Is it possible to find happiness after the death of one’s beloved child? At less than 18 months after the passing of my daughter, I don’t think I’m qualified to speculate, but I was curious to hear what others had to say. At a recent meeting of bereaved parents who had lost a child to cancer, I asked one mother whose older daughter had passed away five years ago. She had subsequently gone on to have two more children, held down a full-time job she seemed to enjoy and struck me as candid, competent and pragmatic.

Happy like she once was? No, not exactly, she told us. There were bad times and there were good times, but those good times were always beset by shades of gray. I like the analogy of gray clouds encroaching on a sunny day. Maybe I’ll feel that way when I’m at the same stage of grief. For now those shades of gray are darker. The lightness is there but the blackness of losing our elder daughter remains ever present, even as we appear to do a better job of functioning in our daily lives.

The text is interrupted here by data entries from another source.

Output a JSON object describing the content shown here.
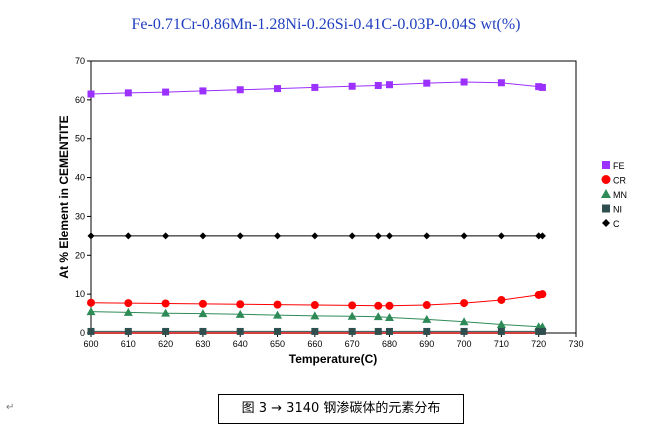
{
  "chart_data": {
    "type": "line",
    "title": "Fe-0.71Cr-0.86Mn-1.28Ni-0.26Si-0.41C-0.03P-0.04S wt(%)",
    "xlabel": "Temperature(C)",
    "ylabel": "At %  Element in CEMENTITE",
    "xlim": [
      600,
      730
    ],
    "ylim": [
      0,
      70
    ],
    "xticks": [
      600,
      610,
      620,
      630,
      640,
      650,
      660,
      670,
      680,
      690,
      700,
      710,
      720,
      730
    ],
    "yticks": [
      0,
      10,
      20,
      30,
      40,
      50,
      60,
      70
    ],
    "grid": false,
    "legend": "right",
    "x": [
      600,
      610,
      620,
      630,
      640,
      650,
      660,
      670,
      677,
      680,
      690,
      700,
      710,
      720,
      721
    ],
    "series": [
      {
        "name": "FE",
        "color": "#9b30ff",
        "marker": "square",
        "values": [
          61.5,
          61.8,
          62.0,
          62.3,
          62.6,
          62.9,
          63.2,
          63.5,
          63.7,
          63.9,
          64.3,
          64.6,
          64.4,
          63.4,
          63.2
        ]
      },
      {
        "name": "CR",
        "color": "#ff0000",
        "marker": "circle",
        "values": [
          7.8,
          7.7,
          7.6,
          7.5,
          7.4,
          7.3,
          7.2,
          7.1,
          7.0,
          7.0,
          7.2,
          7.7,
          8.5,
          9.8,
          10.0
        ]
      },
      {
        "name": "MN",
        "color": "#2e8b57",
        "marker": "triangle",
        "values": [
          5.5,
          5.3,
          5.1,
          5.0,
          4.8,
          4.6,
          4.4,
          4.3,
          4.2,
          4.0,
          3.5,
          2.9,
          2.2,
          1.6,
          1.6
        ]
      },
      {
        "name": "NI",
        "color": "#2f4f4f",
        "marker": "square",
        "values": [
          0.4,
          0.4,
          0.4,
          0.4,
          0.4,
          0.4,
          0.4,
          0.4,
          0.4,
          0.4,
          0.4,
          0.4,
          0.4,
          0.4,
          0.4
        ]
      },
      {
        "name": "C",
        "color": "#000000",
        "marker": "diamond",
        "values": [
          25.0,
          25.0,
          25.0,
          25.0,
          25.0,
          25.0,
          25.0,
          25.0,
          25.0,
          25.0,
          25.0,
          25.0,
          25.0,
          25.0,
          25.0
        ]
      }
    ],
    "baseline_color": "#cc0000"
  },
  "caption": "图 3 → 3140 钢渗碳体的元素分布",
  "paragraph_mark": "↵"
}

For us, functioning means showering our surviving daughter with unadulterated love — we have never stopped doing that — showing up for work with the appropriate attitude, showing up for doctor appointments, for dental appointments and maintaining the healthy habits we’d had before the diagnosis of our elder daughter. (It’s interesting to note that according to a study published last year, people in stressful situations are likely to resume the same habits they’d had in non-stressful times — both healthy ones and unhealthy ones — turning it up a notch in some cases. That might mean boosting their endurance on a fitness regimen or it might mean eating a second jelly doughnut for breakfast. This runs counter to speculation that a bereaved parent is at risk for resorting to drugs or compulsive drinking when those habits had never been part of their lifestyle.)

I’ve re-read the e-mail that triggered the insane laughter incident, curious to know if it had the same effect. It doesn’t, but it makes me think of my late daughter and the way she used to laugh when she was well: the raucous ripples of delight emanating from her being; head tilted back, jumping up and down, her arms in the air. I so miss seeing that.